Saving Pennies or Dollars is a new semi-regular series on The Simple Dollar, inspired by a great discussion on The Simple Dollar’s Facebook page concerning frugal tactics that might not really save that much money. I’m going to take some of the scenarios described by the readers there and try to break down the numbers to see if the savings is really worth the time invested.

Aimee writes in: how many loads of laundry do i need to do to have an energy efficient pay for itself?

Obviously, this is going to vary quite a lot depending on the specific “normal” washing machine and the specific high-efficiency washing machine. I’ll go into the calculations using some aggregated statistics to show how many loads, on average, you’d have to do in a high-efficiency machine to make up for the extra cost.

CNet reports that you can buy a normal top-loading washing machine for $300-$650 and a high-efficiency machine for $600-$1,600. We’ll take the 40th percentile in both ranges, as it will more or less average the ones readers might actually buy and ignore the very high end ones with unnecessary bells and whistles.
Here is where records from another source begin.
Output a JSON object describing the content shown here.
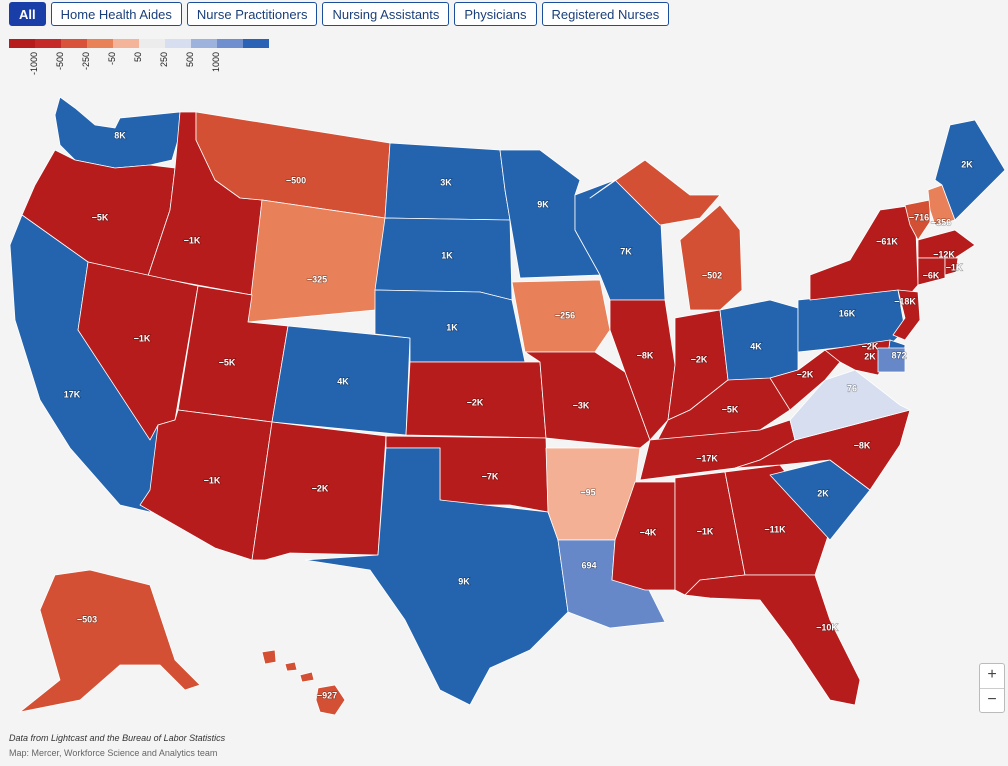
{
  "tabs": [
    {
      "label": "All",
      "active": true
    },
    {
      "label": "Home Health Aides",
      "active": false
    },
    {
      "label": "Nurse Practitioners",
      "active": false
    },
    {
      "label": "Nursing Assistants",
      "active": false
    },
    {
      "label": "Physicians",
      "active": false
    },
    {
      "label": "Registered Nurses",
      "active": false
    }
  ],
  "legend": {
    "colors": [
      "#b71c1c",
      "#c62a28",
      "#d9533a",
      "#e98257",
      "#f4b49a",
      "#ececec",
      "#d6def0",
      "#9db3de",
      "#6f8fcf",
      "#2a62b5"
    ],
    "ticks": [
      "-1000",
      "-500",
      "-250",
      "-50",
      "50",
      "250",
      "500",
      "1000"
    ]
  },
  "colors": {
    "deep_red": "#b71c1c",
    "red_orange": "#d35035",
    "orange": "#e8805a",
    "light_orange": "#f4b094",
    "pale_blue": "#d6def0",
    "mid_blue": "#6688c8",
    "blue": "#2463ad"
  },
  "states": [
    {
      "id": "WA",
      "label": "8K"
    },
    {
      "id": "OR",
      "label": "-5K"
    },
    {
      "id": "CA",
      "label": "17K"
    },
    {
      "id": "ID",
      "label": "-1K"
    },
    {
      "id": "NV",
      "label": "-1K"
    },
    {
      "id": "MT",
      "label": "-500"
    },
    {
      "id": "WY",
      "label": "-325"
    },
    {
      "id": "UT",
      "label": "-5K"
    },
    {
      "id": "AZ",
      "label": "-1K"
    },
    {
      "id": "CO",
      "label": "4K"
    },
    {
      "id": "NM",
      "label": "-2K"
    },
    {
      "id": "ND",
      "label": "3K"
    },
    {
      "id": "SD",
      "label": "1K"
    },
    {
      "id": "NE",
      "label": "1K"
    },
    {
      "id": "KS",
      "label": "-2K"
    },
    {
      "id": "OK",
      "label": "-7K"
    },
    {
      "id": "TX",
      "label": "9K"
    },
    {
      "id": "MN",
      "label": "9K"
    },
    {
      "id": "IA",
      "label": "-256"
    },
    {
      "id": "MO",
      "label": "-3K"
    },
    {
      "id": "AR",
      "label": "-95"
    },
    {
      "id": "LA",
      "label": "694"
    },
    {
      "id": "WI",
      "label": "7K"
    },
    {
      "id": "IL",
      "label": "-8K"
    },
    {
      "id": "MS",
      "label": "-4K"
    },
    {
      "id": "MI",
      "label": "-502"
    },
    {
      "id": "IN",
      "label": "-2K"
    },
    {
      "id": "KY",
      "label": "-5K"
    },
    {
      "id": "TN",
      "label": "-17K"
    },
    {
      "id": "AL",
      "label": "-1K"
    },
    {
      "id": "OH",
      "label": "4K"
    },
    {
      "id": "GA",
      "label": "-11K"
    },
    {
      "id": "FL",
      "label": "-10K"
    },
    {
      "id": "SC",
      "label": "2K"
    },
    {
      "id": "NC",
      "label": "-8K"
    },
    {
      "id": "VA",
      "label": "76"
    },
    {
      "id": "WV",
      "label": "-2K"
    },
    {
      "id": "PA",
      "label": "16K"
    },
    {
      "id": "NY",
      "label": "-61K"
    },
    {
      "id": "VT",
      "label": "-716"
    },
    {
      "id": "NH",
      "label": "-356"
    },
    {
      "id": "ME",
      "label": "2K"
    },
    {
      "id": "MA",
      "label": "-12K"
    },
    {
      "id": "CT",
      "label": "-6K"
    },
    {
      "id": "RI",
      "label": "-1K"
    },
    {
      "id": "NJ",
      "label": "-18K"
    },
    {
      "id": "DE",
      "label": "2K"
    },
    {
      "id": "MD",
      "label": "-2K"
    },
    {
      "id": "DC",
      "label": "872"
    },
    {
      "id": "AK",
      "label": "-503"
    },
    {
      "id": "HI",
      "label": "-927"
    }
  ],
  "zoom": {
    "in_label": "+",
    "out_label": "−"
  },
  "footer": {
    "source": "Data from Lightcast and the Bureau of Labor Statistics",
    "credit": "Map: Mercer, Workforce Science and Analytics team"
  }
}
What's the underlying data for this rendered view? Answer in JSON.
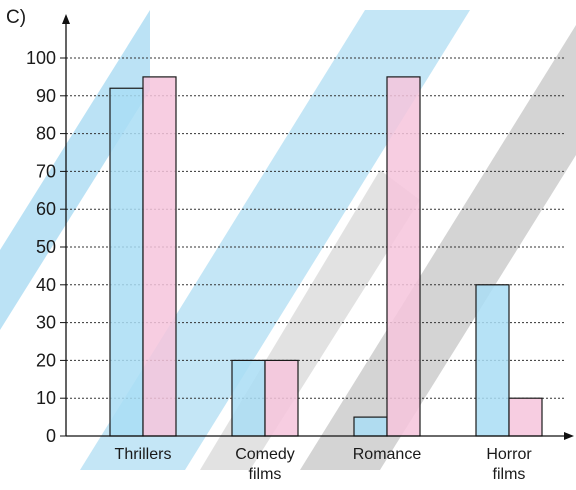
{
  "panel_label": "C)",
  "colors": {
    "series_a": "#a9ddf4",
    "series_b": "#f6c4dc",
    "bar_stroke": "#1a1a1a",
    "grid": "#333333",
    "axis": "#111111",
    "watermark_blue": "#2aa6e0",
    "watermark_gray": "#7a7a7a"
  },
  "chart_data": {
    "type": "bar",
    "categories": [
      [
        "Thrillers"
      ],
      [
        "Comedy",
        "films"
      ],
      [
        "Romance"
      ],
      [
        "Horror",
        "films"
      ]
    ],
    "series": [
      {
        "values": [
          92,
          20,
          5,
          40
        ]
      },
      {
        "values": [
          95,
          20,
          95,
          10
        ]
      }
    ],
    "yticks": [
      0,
      10,
      20,
      30,
      40,
      50,
      60,
      70,
      80,
      90,
      100
    ],
    "ylim": [
      0,
      100
    ],
    "grid": "horizontal-dotted",
    "title": "",
    "xlabel": "",
    "ylabel": ""
  }
}
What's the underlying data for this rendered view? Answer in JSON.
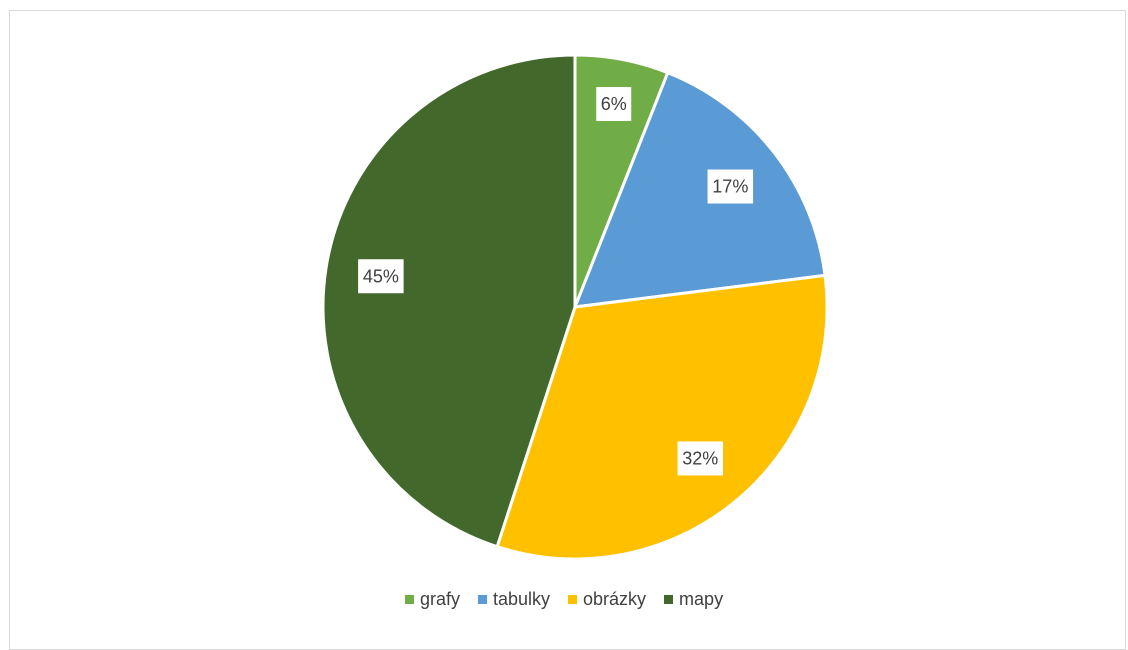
{
  "chart_data": {
    "type": "pie",
    "title": "",
    "categories": [
      "grafy",
      "tabulky",
      "obrázky",
      "mapy"
    ],
    "values": [
      6,
      17,
      32,
      45
    ],
    "data_labels": [
      "6%",
      "17%",
      "32%",
      "45%"
    ],
    "colors": [
      "#70ad47",
      "#5b9bd5",
      "#ffc000",
      "#43682b"
    ],
    "legend_position": "bottom",
    "start_angle_deg": 0,
    "direction": "clockwise"
  }
}
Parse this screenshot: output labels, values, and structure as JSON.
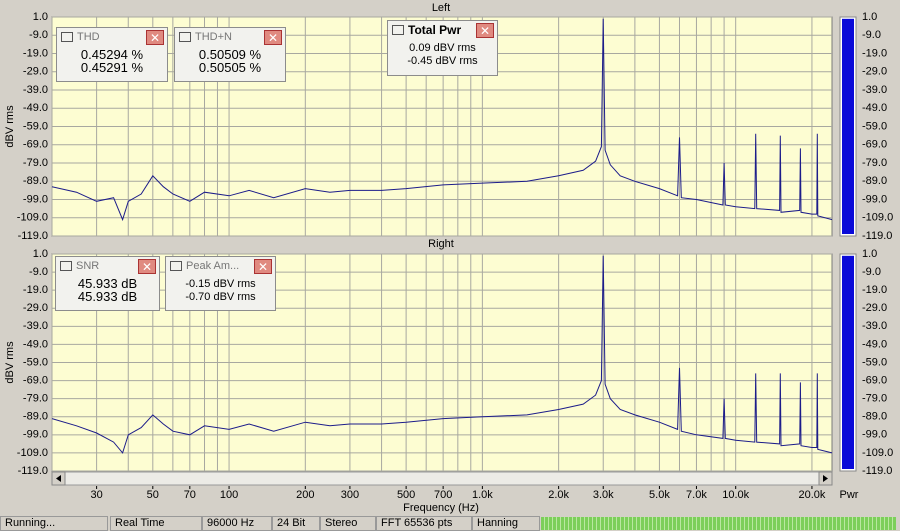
{
  "chart_data": [
    {
      "type": "line",
      "title": "Left",
      "ylabel": "dBV rms",
      "color": "#1c1c8a",
      "log_x": true,
      "grid": true,
      "xlim": [
        20,
        24000
      ],
      "ylim": [
        -119,
        1
      ],
      "meter_level": 0,
      "yticks": [
        {
          "value": 1,
          "label": "1.0"
        },
        {
          "value": -9,
          "label": "-9.0"
        },
        {
          "value": -19,
          "label": "-19.0"
        },
        {
          "value": -29,
          "label": "-29.0"
        },
        {
          "value": -39,
          "label": "-39.0"
        },
        {
          "value": -49,
          "label": "-49.0"
        },
        {
          "value": -59,
          "label": "-59.0"
        },
        {
          "value": -69,
          "label": "-69.0"
        },
        {
          "value": -79,
          "label": "-79.0"
        },
        {
          "value": -89,
          "label": "-89.0"
        },
        {
          "value": -99,
          "label": "-99.0"
        },
        {
          "value": -109,
          "label": "-109.0"
        },
        {
          "value": -119,
          "label": "-119.0"
        }
      ],
      "xgrid": [
        20,
        30,
        40,
        50,
        60,
        70,
        80,
        90,
        100,
        200,
        300,
        400,
        500,
        600,
        700,
        800,
        900,
        1000,
        2000,
        3000,
        4000,
        5000,
        6000,
        7000,
        8000,
        9000,
        10000,
        20000
      ],
      "x": [
        20,
        25,
        30,
        35,
        38,
        40,
        45,
        50,
        55,
        60,
        70,
        80,
        100,
        120,
        150,
        200,
        250,
        300,
        400,
        500,
        700,
        1000,
        1500,
        2000,
        2500,
        2800,
        2950,
        3000,
        3050,
        3200,
        3500,
        4000,
        5000,
        5900,
        6000,
        6100,
        7000,
        8900,
        9000,
        9100,
        10000,
        11900,
        12000,
        12100,
        14900,
        15000,
        15100,
        17900,
        18000,
        18100,
        20000,
        20900,
        21000,
        21100,
        24000
      ],
      "values": [
        -92,
        -95,
        -100,
        -98,
        -110,
        -100,
        -96,
        -86,
        -92,
        -96,
        -100,
        -95,
        -97,
        -94,
        -98,
        -93,
        -95,
        -94,
        -94,
        -93,
        -91,
        -90,
        -89,
        -86,
        -83,
        -78,
        -70,
        0,
        -72,
        -80,
        -86,
        -89,
        -93,
        -97,
        -65,
        -98,
        -99,
        -102,
        -79,
        -102,
        -103,
        -104,
        -63,
        -104,
        -105,
        -64,
        -106,
        -105,
        -71,
        -106,
        -107,
        -107,
        -63,
        -108,
        -110
      ]
    },
    {
      "type": "line",
      "title": "Right",
      "ylabel": "dBV rms",
      "xlabel": "Frequency (Hz)",
      "color": "#1c1c8a",
      "log_x": true,
      "grid": true,
      "xlim": [
        20,
        24000
      ],
      "ylim": [
        -119,
        1
      ],
      "meter_level": 0,
      "yticks": [
        {
          "value": 1,
          "label": "1.0"
        },
        {
          "value": -9,
          "label": "-9.0"
        },
        {
          "value": -19,
          "label": "-19.0"
        },
        {
          "value": -29,
          "label": "-29.0"
        },
        {
          "value": -39,
          "label": "-39.0"
        },
        {
          "value": -49,
          "label": "-49.0"
        },
        {
          "value": -59,
          "label": "-59.0"
        },
        {
          "value": -69,
          "label": "-69.0"
        },
        {
          "value": -79,
          "label": "-79.0"
        },
        {
          "value": -89,
          "label": "-89.0"
        },
        {
          "value": -99,
          "label": "-99.0"
        },
        {
          "value": -109,
          "label": "-109.0"
        },
        {
          "value": -119,
          "label": "-119.0"
        }
      ],
      "xgrid": [
        20,
        30,
        40,
        50,
        60,
        70,
        80,
        90,
        100,
        200,
        300,
        400,
        500,
        600,
        700,
        800,
        900,
        1000,
        2000,
        3000,
        4000,
        5000,
        6000,
        7000,
        8000,
        9000,
        10000,
        20000
      ],
      "xticks": [
        30,
        50,
        70,
        100,
        200,
        300,
        500,
        700,
        {
          "value": 1000,
          "label": "1.0k"
        },
        {
          "value": 2000,
          "label": "2.0k"
        },
        {
          "value": 3000,
          "label": "3.0k"
        },
        {
          "value": 5000,
          "label": "5.0k"
        },
        {
          "value": 7000,
          "label": "7.0k"
        },
        {
          "value": 10000,
          "label": "10.0k"
        },
        {
          "value": 20000,
          "label": "20.0k"
        }
      ],
      "x": [
        20,
        25,
        30,
        35,
        38,
        40,
        45,
        50,
        55,
        60,
        70,
        80,
        100,
        120,
        150,
        200,
        250,
        300,
        400,
        500,
        700,
        1000,
        1500,
        2000,
        2500,
        2800,
        2950,
        3000,
        3050,
        3200,
        3500,
        4000,
        5000,
        5900,
        6000,
        6100,
        7000,
        8900,
        9000,
        9100,
        10000,
        11900,
        12000,
        12100,
        14900,
        15000,
        15100,
        17900,
        18000,
        18100,
        20000,
        20900,
        21000,
        21100,
        24000
      ],
      "values": [
        -90,
        -94,
        -98,
        -103,
        -109,
        -99,
        -95,
        -88,
        -93,
        -97,
        -99,
        -94,
        -96,
        -93,
        -97,
        -92,
        -94,
        -93,
        -93,
        -92,
        -90,
        -89,
        -88,
        -85,
        -82,
        -77,
        -69,
        0,
        -71,
        -79,
        -85,
        -88,
        -92,
        -96,
        -62,
        -97,
        -99,
        -101,
        -79,
        -101,
        -102,
        -103,
        -65,
        -103,
        -104,
        -65,
        -105,
        -104,
        -70,
        -105,
        -106,
        -106,
        -65,
        -107,
        -109
      ]
    }
  ],
  "meter_label": "Pwr",
  "widgets": [
    {
      "title": "THD",
      "lines": [
        "0.45294 %",
        "0.45291 %"
      ]
    },
    {
      "title": "THD+N",
      "lines": [
        "0.50509 %",
        "0.50505 %"
      ]
    },
    {
      "title": "Total Pwr",
      "lines": [
        "0.09 dBV rms",
        "-0.45 dBV rms"
      ]
    },
    {
      "title": "SNR",
      "lines": [
        "45.933 dB",
        "45.933 dB"
      ]
    },
    {
      "title": "Peak Am...",
      "lines": [
        "-0.15 dBV rms",
        "-0.70 dBV rms"
      ]
    }
  ],
  "status_bar": [
    "Running...",
    "Real Time",
    "96000 Hz",
    "24 Bit",
    "Stereo",
    "FFT 65536 pts",
    "Hanning"
  ]
}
This means we’ll be using a cost of $440 for the normal machine and $1,000 for the high-efficiency machine. That’s a difference of $560.

What about energy and water use? I used the energy calculator on the Mr. Electricity site and calculated that a top-loading (normal) washer would use $0.62 in energy and water per load, while a front-loading (high-efficiency) washer would use $0.41 in energy and water per load. I assumed that you’d be doing equal amounts of hot, warm, and cold washing and an electric water heater with a cost of $0.12 per kilowatt hour in obtaining those numbers.

That means, for each load of laundry done, a high-efficiency washer would save you $0.21 per load.

At a rate of $0.21 per load, you’d have to do 2,667 loads to make the high efficiency washer worthwhile.

That’s a lot of loads at first glance. However, the average American household does almost 400 loads per year, which means you’d be at that level in about six and a half years.

Of course, much of this calculation is dependent on the exact numbers used. Let’s say, for example, you’re comparing the lowest-end top loader with the lowest-end front loader, you’d have a difference of $300 instead of $560. That would only require you to do 1,428 loads to catch up. That’s about three and a half years.

Let’s say you’re living in an area with an energy cost of $0.15 per kilowatt hour. Your savings per load would jump to $0.22 per load, requiring you to have to do only 1,364 loads to catch up. You’re getting down to three years and a few months.

Here’s the real truth: the big cost in washing clothes is the cost of heating the water. If you want to start saving money on each of your laundry loads, the best way to start is to minimize your cost of heating your water. A simple step would be to turn down the heat level on your water heater. A more drastic (and expensive up front) step that would save money in the long run is to use a tankless water heater.

For me, it would come down to cash on hand. If I were buying on credit, I would get the least expensive washing machine I could, as the interest on credit card debt destroys any energy efficiency savings I might get. If I were paying cash and could afford either option, though, I’d get a reliable energy efficient one, sticking with recommendations from Consumer Reports.